Insurance companies that are working in the healthcare industry always tend to lower the costs and increase the profits. This is normal since they all work for a paycheck aside from providing care for their clients.
In this search for more profits, there are lots of options and possibilities. Insurance companies find various ways to do their job better. They always come up with new and more improved strategies and payment methods that will make everyone happier.
When it comes to paying the healthcare facility, one of the options is the capitated payment which is the opposite of the fee-for-service system, which is the most commonly practiced solution. The capitated payment is completely different than the other one by its ways.
What is a capitation payment?
By definition, the capitated payment is being agreed upon between the healthcare provider and the insurance company. It is being arranged before anything happens to the patients. They are fixed and paid monthly.
However, the contract is made per year. When the provider of the service and the insurance company agree on the terms, they both agree that the medical provider will provide any service that the patient need, no matter how much it may cost in reality.
The provider gets the fixed sum every month for a year no matter if any patient was in their facilities every day during the entire 365 days, or haven’t shown once. Both parties agree on these payments, and they are both aware that one party might see no profit out of this deal.
These contracts are usually done for more patients at once. More patients are covered with it. Statistics show that even though one patient might be in the hospital all the time, another one won’t set foot there, so both together are considered a part of the average going to the physicians.
What are the pros of the capitation payment?
The best thing about it, for both parties, is that there’s way less paperwork. Also, there’s almost no need for thinking about whether some patient deserves a treatment, how much the insurance is going to cover for it, or anything for that matter.
The insurance professionals don’t have to go to the place for finding out if someone’s being overcharged or fraud is happening. Everything’s arranged previously and everyone’s happy with the terms. The insurance company will pay in advance, and the medical provider will do what they are paid for.
For the insurance company, this is a great way to make sure the medical provider isn’t forcing unnecessary tests, procedures, and treatments. Both the insurance and the patients lose from this type of work that doctors often like to do. See more about this here.
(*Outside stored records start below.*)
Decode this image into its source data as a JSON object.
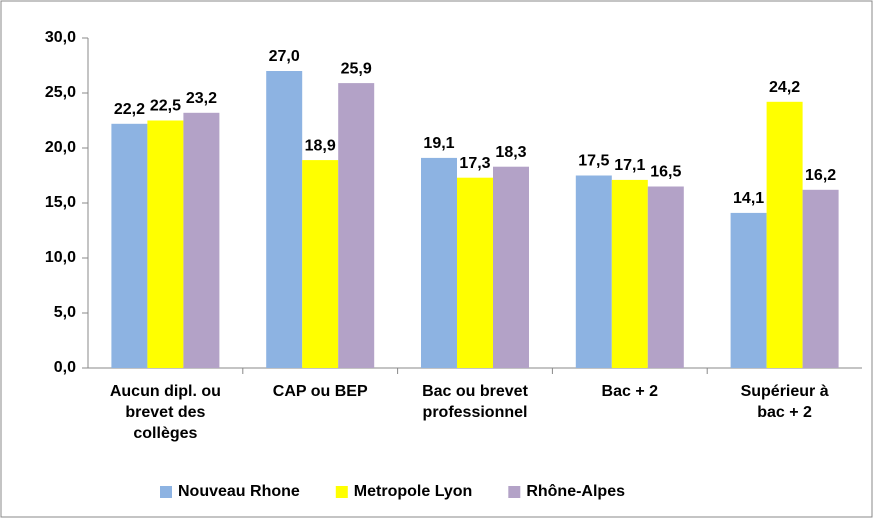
{
  "chart_data": {
    "type": "bar",
    "categories": [
      "Aucun dipl. ou\nbrevet des\ncollèges",
      "CAP ou BEP",
      "Bac ou brevet\nprofessionnel",
      "Bac + 2",
      "Supérieur à\nbac + 2"
    ],
    "series": [
      {
        "name": "Nouveau Rhone",
        "color": "#8db3e2",
        "values": [
          22.2,
          27.0,
          19.1,
          17.5,
          14.1
        ],
        "value_labels": [
          "22,2",
          "27,0",
          "19,1",
          "17,5",
          "14,1"
        ]
      },
      {
        "name": "Metropole Lyon",
        "color": "#ffff00",
        "values": [
          22.5,
          18.9,
          17.3,
          17.1,
          24.2
        ],
        "value_labels": [
          "22,5",
          "18,9",
          "17,3",
          "17,1",
          "24,2"
        ]
      },
      {
        "name": "Rhône-Alpes",
        "color": "#b3a2c7",
        "values": [
          23.2,
          25.9,
          18.3,
          16.5,
          16.2
        ],
        "value_labels": [
          "23,2",
          "25,9",
          "18,3",
          "16,5",
          "16,2"
        ]
      }
    ],
    "ylim": [
      0,
      30
    ],
    "yticks": [
      {
        "value": 0,
        "label": "0,0"
      },
      {
        "value": 5,
        "label": "5,0"
      },
      {
        "value": 10,
        "label": "10,0"
      },
      {
        "value": 15,
        "label": "15,0"
      },
      {
        "value": 20,
        "label": "20,0"
      },
      {
        "value": 25,
        "label": "25,0"
      },
      {
        "value": 30,
        "label": "30,0"
      }
    ],
    "legend": "bottom"
  }
}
The doctors always say that it’s better to be sure about something and run all the tests, instead of miss something while treating their patients. However, clients lose time and resources, the insurance company loses money, and the only one that’s happy is the healthcare facility.
This way, the doctors won’t just write bills from their sleeve and bill the company as they wish. No one can prove that the patients didn’t receive a ton of vitamins, or didn’t get a hundred tests for checking out every possible condition. The prepayment and fixed terms prevent this from happening unnecessarily.
What are the cons of this kind of deal?
Just like everything else in life, there are pros and there are cons to a particular procedure. In this case, the negative side of prearranged paying is that doctors and the medical staff won’t show too much care as they would when they are paid by service received.
Money is a motivation for everyone, so if everything is already settled, and there is no more money coming from additional actions, the patients might be the ones that will suffer. The doctors will see additional tests as unnecessary, so they can focus more on their patients who are paying them for their services.
Some might think that this is unethical and that doctors shouldn’t be doing this, but in reality, this is just an option, and it doesn’t mean that it will happen just like this. There are lots of examples in which doctors and clinics tried to scam the insurance companies, so everyone must do their best to prevent this from happening.
After all, the care for the patients is a priority for everyone. The medical provider will certainly not let their patient get worse, but they are not going to provide the service as they’d be paid for giving extra attention.
We all know how important it is to have someone taking care of us when we’re sick or injured. It’s not just the doctor’s knowledge, skills, and experience, but the nursing and the care also matters. This type of arrangement seems to be discouraging the staff to pay extra attention to their patients.
How to make it perfect?
Some additional arrangements can be done to avoid unwanted situations like the ones we described. For example, establishing a risk pool is one of the solutions that will keep things clearer.
The risk pool is a place where the money for the medical service goes, and they aren’t released until the end of the fiscal year. If the plan goes financially well the money is released and the medical provider gets them without saying.
However, if the plan went poor, then the money is kept for covering the deficit. In other words, this is a capitation service, but with additional arrangements that keep the insurance safe. Learn more about this on this excellent link: https://www.investopedia.com/terms/c/capitation-payments.asp.
As patients, we only care about getting the right treatment. We’re not interested in how the insurance company will handle their business. If we’re not happy, we’re going to switch to another insurance and another medical provider.
On the other hand, insurance companies are those who are doing all the work for us. They take care of our health when we’re in need. This system has its pros and cons, and it’s a manager’s job to decide which one they are going to choose.